Мадам Гейнсбур сияла. Она ожидала от Норова заслуженной похвалы, но он, вместо этого нетерпеливо спросил:
— Вы выяснили, как дела у мадам Полянски?
Он не хотел задавать этот главный для него вопрос при прокуроре и комиссаре.
Светлые глаза мадам Гейнсбур как-то испуганно взмахнули ресницами. Она стянула маску с лица, на котором сейчас не было улыбки, и машинально сунула ее в дверной карман. Он только сейчас заметил, что у нее тонкий нос с горбинкой. Он шел ей, этот характерный нос, хотя и придавал ей нечто хищное. Глядя в ее красивое изменившееся лицо, он сразу понял, и похолодел от предчувствия неминуемого.
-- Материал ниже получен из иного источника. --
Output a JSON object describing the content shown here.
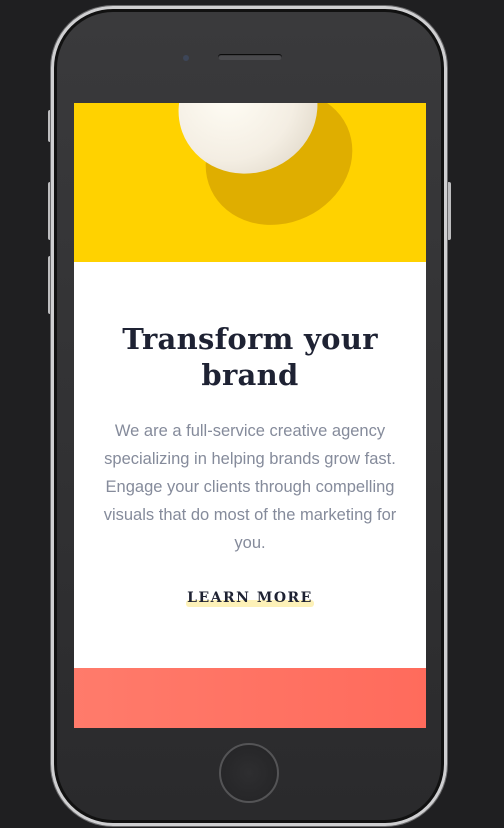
{
  "hero": {
    "background_color": "#ffd200",
    "image": "egg-on-yellow"
  },
  "content": {
    "title": "Transform your brand",
    "body": "We are a full-service creative agency specializing in helping brands grow fast. Engage your clients through compelling visuals that do most of the marketing for you.",
    "cta_label": "LEARN MORE"
  },
  "colors": {
    "title": "#1e2233",
    "body": "#858b9b",
    "cta_highlight": "#fdf1b8",
    "footer_band": "#ff6b5c"
  }
}
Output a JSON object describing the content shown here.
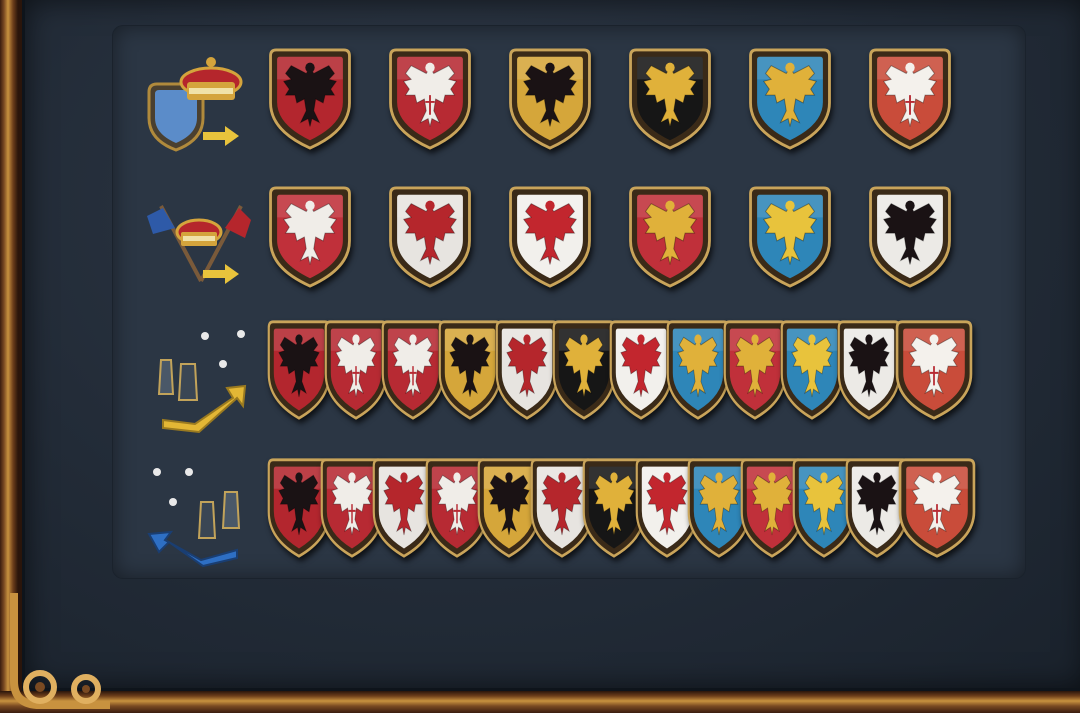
{
  "rows": [
    {
      "id": "independent",
      "icon": "crown-shield-arrow-icon",
      "shields": [
        {
          "field": "#b3262e",
          "eagle": "#1a1214",
          "cross": false
        },
        {
          "field": "#b72a33",
          "eagle": "#f0ede8",
          "cross": true
        },
        {
          "field": "#d5a63a",
          "eagle": "#1a1214",
          "cross": false
        },
        {
          "field": "#161616",
          "eagle": "#e0b13a",
          "cross": false
        },
        {
          "field": "#2e86b8",
          "eagle": "#e0b13a",
          "cross": false
        },
        {
          "field": "#c94c3a",
          "eagle": "#f4f1ec",
          "cross": true
        }
      ]
    },
    {
      "id": "union",
      "icon": "crossed-flags-crown-icon",
      "shields": [
        {
          "field": "#c0303a",
          "eagle": "#f0ede8",
          "cross": false
        },
        {
          "field": "#e7e4e0",
          "eagle": "#b5262c",
          "cross": false
        },
        {
          "field": "#f2f0ec",
          "eagle": "#c2262e",
          "cross": false
        },
        {
          "field": "#c0303a",
          "eagle": "#e0b13a",
          "cross": false
        },
        {
          "field": "#2e86b8",
          "eagle": "#e8c33c",
          "cross": false
        },
        {
          "field": "#eceae6",
          "eagle": "#1a1214",
          "cross": false
        }
      ]
    },
    {
      "id": "partition-a",
      "icon": "rising-pieces-gold-icon",
      "shields": [
        {
          "field": "#b3262e",
          "eagle": "#1a1214",
          "cross": false
        },
        {
          "field": "#b72a33",
          "eagle": "#f0ede8",
          "cross": true
        },
        {
          "field": "#b72a33",
          "eagle": "#f0ede8",
          "cross": true
        },
        {
          "field": "#d5a63a",
          "eagle": "#1a1214",
          "cross": false
        },
        {
          "field": "#e7e4e0",
          "eagle": "#b5262c",
          "cross": false
        },
        {
          "field": "#161616",
          "eagle": "#e0b13a",
          "cross": false
        },
        {
          "field": "#f2f0ec",
          "eagle": "#c2262e",
          "cross": false
        },
        {
          "field": "#2e86b8",
          "eagle": "#e0b13a",
          "cross": false
        },
        {
          "field": "#c0303a",
          "eagle": "#e0b13a",
          "cross": false
        },
        {
          "field": "#2e86b8",
          "eagle": "#e8c33c",
          "cross": false
        },
        {
          "field": "#eceae6",
          "eagle": "#1a1214",
          "cross": false
        },
        {
          "field": "#c94c3a",
          "eagle": "#f4f1ec",
          "cross": true
        }
      ]
    },
    {
      "id": "partition-b",
      "icon": "falling-pieces-blue-icon",
      "shields": [
        {
          "field": "#b3262e",
          "eagle": "#1a1214",
          "cross": false
        },
        {
          "field": "#b72a33",
          "eagle": "#f0ede8",
          "cross": true
        },
        {
          "field": "#e7e4e0",
          "eagle": "#b5262c",
          "cross": false
        },
        {
          "field": "#b72a33",
          "eagle": "#f0ede8",
          "cross": true
        },
        {
          "field": "#d5a63a",
          "eagle": "#1a1214",
          "cross": false
        },
        {
          "field": "#e7e4e0",
          "eagle": "#b5262c",
          "cross": false
        },
        {
          "field": "#161616",
          "eagle": "#e0b13a",
          "cross": false
        },
        {
          "field": "#f2f0ec",
          "eagle": "#c2262e",
          "cross": false
        },
        {
          "field": "#2e86b8",
          "eagle": "#e0b13a",
          "cross": false
        },
        {
          "field": "#c0303a",
          "eagle": "#e0b13a",
          "cross": false
        },
        {
          "field": "#2e86b8",
          "eagle": "#e8c33c",
          "cross": false
        },
        {
          "field": "#eceae6",
          "eagle": "#1a1214",
          "cross": false
        },
        {
          "field": "#c94c3a",
          "eagle": "#f4f1ec",
          "cross": true
        }
      ]
    }
  ]
}
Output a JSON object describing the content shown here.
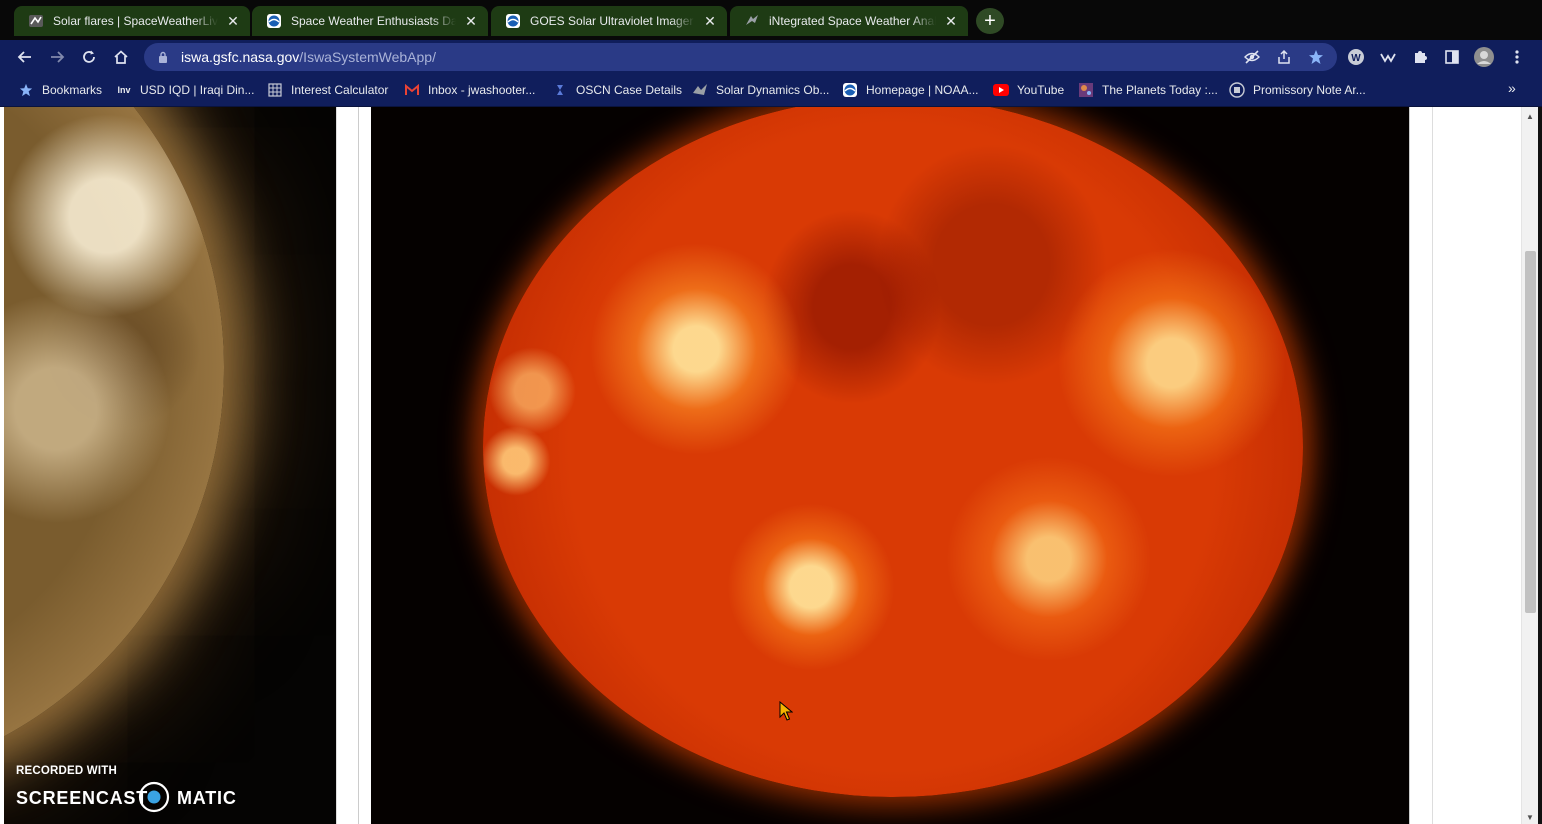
{
  "tabs": [
    {
      "title": "Solar flares | SpaceWeatherLive.com",
      "favicon": "spaceweatherlive-icon",
      "active": false
    },
    {
      "title": "Space Weather Enthusiasts Dashboard",
      "favicon": "noaa-icon",
      "active": false
    },
    {
      "title": "GOES Solar Ultraviolet Imager (SUVI)",
      "favicon": "noaa-icon",
      "active": false
    },
    {
      "title": "iNtegrated Space Weather Analysis",
      "favicon": "nasa-icon",
      "active": true
    }
  ],
  "address_bar": {
    "host": "iswa.gsfc.nasa.gov",
    "path": "/IswaSystemWebApp/"
  },
  "bookmarks": [
    {
      "label": "Bookmarks",
      "icon": "star-icon"
    },
    {
      "label": "USD IQD | Iraqi Din...",
      "icon": "investing-icon"
    },
    {
      "label": "Interest Calculator",
      "icon": "calculator-icon"
    },
    {
      "label": "Inbox - jwashooter...",
      "icon": "gmail-icon"
    },
    {
      "label": "OSCN Case Details",
      "icon": "oscn-icon"
    },
    {
      "label": "Solar Dynamics Ob...",
      "icon": "sdo-icon"
    },
    {
      "label": "Homepage | NOAA...",
      "icon": "noaa-icon"
    },
    {
      "label": "YouTube",
      "icon": "youtube-icon"
    },
    {
      "label": "The Planets Today :...",
      "icon": "planets-icon"
    },
    {
      "label": "Promissory Note Ar...",
      "icon": "document-icon"
    }
  ],
  "bookmarks_overflow": "»",
  "watermark": {
    "line1": "RECORDED WITH",
    "brand_left": "SCREENCAST",
    "brand_right": "MATIC"
  },
  "colors": {
    "tab_strip": "#080808",
    "tab_bg": "#1e3b14",
    "toolbar": "#101e5c",
    "omnibox": "#2a3a86",
    "accent_star": "#8ab4f8"
  }
}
— Я очень сожалею, — медленно и тихо проговорила она вместо ответа.
Сердце его оборвалось.
— Вы сожалеете, — повторил он непослушными губами. — Значит, она?…
Мадам Гейнсбур молчала.
— Ясно, — сказал он.
Он рванулся из машины, быстро, почти бегом кинулся вдоль стоянки, видимо, не понимая, что делает, метров через двадцать опомнился, остановился, вернулся и вновь сел на пассажирское кресло.
— Простите, — глухим голосом произнес он, избегая смотреть на нее.
Миндальные глаза мадам Гейнсбург, еще недавно ироничные, увлажнились.